ECLI:NL:RBDHA:2025:6771
Rechtbank Den Haag
- Beschikking
- Rechtspraak.nl
Vaststelling van staatloosheid van verzoeker met betrekking tot Palestijnse, Syrische en Turkse nationaliteit
Op 23 april 2025 heeft de Rechtbank Den Haag een beschikking gegeven in de zaak van een verzoeker die staatloosheid wilde laten vaststellen. Het verzoekschrift was ingediend op 12 juli 2024 en betrof de vaststelling van de staatloosheid van de verzoeker, die geboren is in Syrië en op 30 maart 2023 asiel heeft aangevraagd in Nederland. De rechtbank heeft kennisgenomen van verschillende stukken, waaronder correspondentie tussen de verzoeker en de Staat der Nederlanden, vertegenwoordigd door mr. J. Laros. De rechtbank heeft besloten om zonder mondelinge behandeling op het verzoek te beslissen, omdat het advies van de Staat overeenstemde met het verzoek van de verzoeker.

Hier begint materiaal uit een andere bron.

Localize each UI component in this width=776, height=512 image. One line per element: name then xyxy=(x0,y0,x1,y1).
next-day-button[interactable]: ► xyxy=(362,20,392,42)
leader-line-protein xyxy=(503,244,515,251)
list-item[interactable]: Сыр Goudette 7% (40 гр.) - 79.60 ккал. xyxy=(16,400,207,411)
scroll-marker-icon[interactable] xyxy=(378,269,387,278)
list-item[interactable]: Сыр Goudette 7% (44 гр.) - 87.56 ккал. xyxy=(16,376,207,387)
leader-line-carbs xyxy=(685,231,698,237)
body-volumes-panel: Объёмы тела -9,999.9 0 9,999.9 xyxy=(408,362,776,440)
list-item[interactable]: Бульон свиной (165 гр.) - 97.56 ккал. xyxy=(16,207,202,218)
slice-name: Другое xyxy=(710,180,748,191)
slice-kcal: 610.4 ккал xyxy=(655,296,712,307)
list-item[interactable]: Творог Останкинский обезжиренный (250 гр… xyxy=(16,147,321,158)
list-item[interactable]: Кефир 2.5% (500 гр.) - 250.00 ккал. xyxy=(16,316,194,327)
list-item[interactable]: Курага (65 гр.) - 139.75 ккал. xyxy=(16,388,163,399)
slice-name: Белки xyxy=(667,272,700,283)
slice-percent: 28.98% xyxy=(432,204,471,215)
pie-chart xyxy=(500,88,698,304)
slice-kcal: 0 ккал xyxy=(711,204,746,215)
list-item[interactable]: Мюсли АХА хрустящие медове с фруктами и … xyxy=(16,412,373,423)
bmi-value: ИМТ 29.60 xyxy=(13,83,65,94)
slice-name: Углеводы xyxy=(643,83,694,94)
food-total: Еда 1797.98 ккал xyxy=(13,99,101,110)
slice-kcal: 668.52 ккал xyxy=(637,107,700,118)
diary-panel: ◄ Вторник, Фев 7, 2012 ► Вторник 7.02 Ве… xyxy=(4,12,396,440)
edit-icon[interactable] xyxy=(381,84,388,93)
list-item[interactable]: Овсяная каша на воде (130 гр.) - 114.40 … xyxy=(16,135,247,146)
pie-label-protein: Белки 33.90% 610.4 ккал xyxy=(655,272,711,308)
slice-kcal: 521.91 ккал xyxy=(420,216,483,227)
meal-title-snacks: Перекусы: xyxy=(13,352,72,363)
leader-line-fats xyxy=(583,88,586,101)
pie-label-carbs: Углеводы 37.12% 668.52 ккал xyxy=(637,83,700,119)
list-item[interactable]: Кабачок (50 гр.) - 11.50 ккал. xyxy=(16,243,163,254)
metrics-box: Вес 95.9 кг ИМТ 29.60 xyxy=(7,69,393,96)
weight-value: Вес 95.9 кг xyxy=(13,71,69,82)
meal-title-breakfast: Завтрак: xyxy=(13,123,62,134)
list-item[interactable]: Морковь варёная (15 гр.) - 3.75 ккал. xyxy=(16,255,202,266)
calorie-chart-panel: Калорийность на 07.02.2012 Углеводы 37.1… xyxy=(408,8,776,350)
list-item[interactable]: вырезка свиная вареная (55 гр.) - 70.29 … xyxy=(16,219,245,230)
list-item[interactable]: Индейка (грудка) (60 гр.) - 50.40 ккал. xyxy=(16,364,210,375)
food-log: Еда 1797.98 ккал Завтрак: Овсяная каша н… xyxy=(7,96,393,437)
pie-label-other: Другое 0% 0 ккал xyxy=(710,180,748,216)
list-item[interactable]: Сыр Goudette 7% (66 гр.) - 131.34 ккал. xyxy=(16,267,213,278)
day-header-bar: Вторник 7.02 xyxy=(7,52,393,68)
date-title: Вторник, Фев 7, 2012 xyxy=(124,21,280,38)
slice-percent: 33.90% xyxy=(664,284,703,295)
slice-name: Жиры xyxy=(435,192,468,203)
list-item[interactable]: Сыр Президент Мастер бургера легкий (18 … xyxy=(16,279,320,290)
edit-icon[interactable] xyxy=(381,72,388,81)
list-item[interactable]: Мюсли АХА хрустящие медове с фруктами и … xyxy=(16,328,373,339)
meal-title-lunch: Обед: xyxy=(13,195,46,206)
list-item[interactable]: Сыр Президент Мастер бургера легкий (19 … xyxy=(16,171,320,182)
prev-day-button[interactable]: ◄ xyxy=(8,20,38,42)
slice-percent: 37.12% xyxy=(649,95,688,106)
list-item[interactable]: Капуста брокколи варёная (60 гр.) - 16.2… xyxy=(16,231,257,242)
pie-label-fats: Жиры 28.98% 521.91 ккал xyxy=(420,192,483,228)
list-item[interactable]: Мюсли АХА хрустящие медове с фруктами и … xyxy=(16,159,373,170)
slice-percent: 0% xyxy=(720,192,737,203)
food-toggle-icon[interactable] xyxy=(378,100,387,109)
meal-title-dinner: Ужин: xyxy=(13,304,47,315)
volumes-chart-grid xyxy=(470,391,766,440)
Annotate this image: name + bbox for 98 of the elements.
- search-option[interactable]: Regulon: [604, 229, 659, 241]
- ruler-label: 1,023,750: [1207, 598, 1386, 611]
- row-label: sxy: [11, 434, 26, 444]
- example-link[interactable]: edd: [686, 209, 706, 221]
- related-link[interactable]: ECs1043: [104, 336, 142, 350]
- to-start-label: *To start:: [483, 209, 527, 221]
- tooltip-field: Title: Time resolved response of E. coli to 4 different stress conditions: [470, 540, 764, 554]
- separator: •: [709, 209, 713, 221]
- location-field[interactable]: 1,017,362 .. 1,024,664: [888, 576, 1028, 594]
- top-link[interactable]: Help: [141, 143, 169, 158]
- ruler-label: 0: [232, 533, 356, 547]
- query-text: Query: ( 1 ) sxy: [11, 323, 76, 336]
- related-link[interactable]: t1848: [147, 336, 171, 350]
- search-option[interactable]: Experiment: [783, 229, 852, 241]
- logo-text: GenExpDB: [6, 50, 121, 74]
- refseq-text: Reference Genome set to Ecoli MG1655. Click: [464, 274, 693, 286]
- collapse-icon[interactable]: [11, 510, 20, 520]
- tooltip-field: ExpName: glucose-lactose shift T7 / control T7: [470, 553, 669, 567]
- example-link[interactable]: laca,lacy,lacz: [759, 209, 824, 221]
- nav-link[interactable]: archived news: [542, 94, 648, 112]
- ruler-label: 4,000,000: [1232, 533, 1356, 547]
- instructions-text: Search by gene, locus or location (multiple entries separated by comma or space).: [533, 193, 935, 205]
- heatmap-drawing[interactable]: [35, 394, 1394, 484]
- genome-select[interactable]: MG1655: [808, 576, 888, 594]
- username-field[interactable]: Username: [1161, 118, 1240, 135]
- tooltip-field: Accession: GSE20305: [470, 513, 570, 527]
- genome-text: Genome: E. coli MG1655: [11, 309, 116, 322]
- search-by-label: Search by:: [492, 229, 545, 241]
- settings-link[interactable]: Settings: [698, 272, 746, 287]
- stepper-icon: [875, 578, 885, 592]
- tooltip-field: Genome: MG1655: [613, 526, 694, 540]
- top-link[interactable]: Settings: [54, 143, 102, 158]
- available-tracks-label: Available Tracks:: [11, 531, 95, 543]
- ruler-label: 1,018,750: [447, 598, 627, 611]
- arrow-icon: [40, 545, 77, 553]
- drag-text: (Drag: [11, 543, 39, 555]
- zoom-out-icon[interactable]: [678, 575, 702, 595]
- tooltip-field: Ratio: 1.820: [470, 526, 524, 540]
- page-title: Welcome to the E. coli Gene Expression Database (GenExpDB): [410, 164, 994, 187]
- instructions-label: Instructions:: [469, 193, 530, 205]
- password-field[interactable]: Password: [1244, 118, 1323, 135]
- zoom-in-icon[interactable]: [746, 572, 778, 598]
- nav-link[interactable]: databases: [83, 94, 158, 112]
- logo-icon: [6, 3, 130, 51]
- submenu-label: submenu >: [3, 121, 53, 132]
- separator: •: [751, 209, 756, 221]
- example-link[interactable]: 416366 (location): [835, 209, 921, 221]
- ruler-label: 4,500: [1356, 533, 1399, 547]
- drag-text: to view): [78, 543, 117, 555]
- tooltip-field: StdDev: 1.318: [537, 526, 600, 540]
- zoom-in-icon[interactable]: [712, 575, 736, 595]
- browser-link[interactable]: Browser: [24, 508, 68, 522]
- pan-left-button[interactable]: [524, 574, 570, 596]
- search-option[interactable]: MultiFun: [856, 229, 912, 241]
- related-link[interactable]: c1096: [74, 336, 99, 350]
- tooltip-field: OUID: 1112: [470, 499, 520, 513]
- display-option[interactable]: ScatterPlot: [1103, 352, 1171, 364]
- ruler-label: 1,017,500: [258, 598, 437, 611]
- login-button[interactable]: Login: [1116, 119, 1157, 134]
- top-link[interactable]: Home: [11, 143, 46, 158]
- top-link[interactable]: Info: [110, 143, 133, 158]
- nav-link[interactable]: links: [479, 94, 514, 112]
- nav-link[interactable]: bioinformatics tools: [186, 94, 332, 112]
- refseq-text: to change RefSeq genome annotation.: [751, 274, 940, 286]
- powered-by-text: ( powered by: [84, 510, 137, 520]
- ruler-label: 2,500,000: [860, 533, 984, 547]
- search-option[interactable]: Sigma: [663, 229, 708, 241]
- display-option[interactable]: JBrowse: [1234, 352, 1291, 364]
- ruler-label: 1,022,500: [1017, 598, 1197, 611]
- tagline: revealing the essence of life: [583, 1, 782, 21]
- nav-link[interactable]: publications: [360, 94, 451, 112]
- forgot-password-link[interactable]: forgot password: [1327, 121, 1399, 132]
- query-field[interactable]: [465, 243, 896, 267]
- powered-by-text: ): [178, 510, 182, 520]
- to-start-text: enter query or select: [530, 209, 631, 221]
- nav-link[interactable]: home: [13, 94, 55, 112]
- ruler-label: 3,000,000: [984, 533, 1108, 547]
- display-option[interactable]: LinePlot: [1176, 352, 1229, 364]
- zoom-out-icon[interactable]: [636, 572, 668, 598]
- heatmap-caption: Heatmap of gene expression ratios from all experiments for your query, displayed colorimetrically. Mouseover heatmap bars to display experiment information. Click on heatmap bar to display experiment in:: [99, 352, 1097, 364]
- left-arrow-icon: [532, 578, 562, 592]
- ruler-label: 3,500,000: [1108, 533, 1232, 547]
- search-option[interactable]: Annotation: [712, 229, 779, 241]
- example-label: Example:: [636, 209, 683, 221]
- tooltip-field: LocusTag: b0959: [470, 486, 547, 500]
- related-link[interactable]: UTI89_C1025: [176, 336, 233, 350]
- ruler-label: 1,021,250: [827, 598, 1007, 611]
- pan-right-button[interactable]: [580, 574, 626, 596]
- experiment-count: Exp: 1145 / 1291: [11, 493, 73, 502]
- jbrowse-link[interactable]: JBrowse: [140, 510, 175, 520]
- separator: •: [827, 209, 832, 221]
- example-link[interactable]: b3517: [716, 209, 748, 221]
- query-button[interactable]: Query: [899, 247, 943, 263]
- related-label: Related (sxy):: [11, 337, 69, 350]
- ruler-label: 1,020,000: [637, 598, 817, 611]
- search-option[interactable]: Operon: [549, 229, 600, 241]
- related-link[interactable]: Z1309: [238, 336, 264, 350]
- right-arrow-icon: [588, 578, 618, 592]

De rechtbank heeft vastgesteld dat verzoeker niet als onderdaan van de Palestijnse Gebieden, Syrië of Turkije kan worden beschouwd. De Palestijnse nationaliteit wordt door Nederland niet erkend, en de verzoeker kan niet voldoen aan de voorwaarden voor de Syrische of Turkse nationaliteit. De rechtbank concludeert dat verzoeker staatloos is, omdat niet is gebleken dat hij door enige staat als onderdaan wordt beschouwd. De rechtbank heeft het verzoek om veroordeling van de Staat in de proceskosten afgewezen, en heeft enkel de staatloosheid van de verzoeker vastgesteld.
De beschikking is gegeven door mr. H.M. Boone, rechter, bijgestaan door mr. P. Hillebrand als griffier, en is uitgesproken ter openbare terechtzitting op 23 april 2025.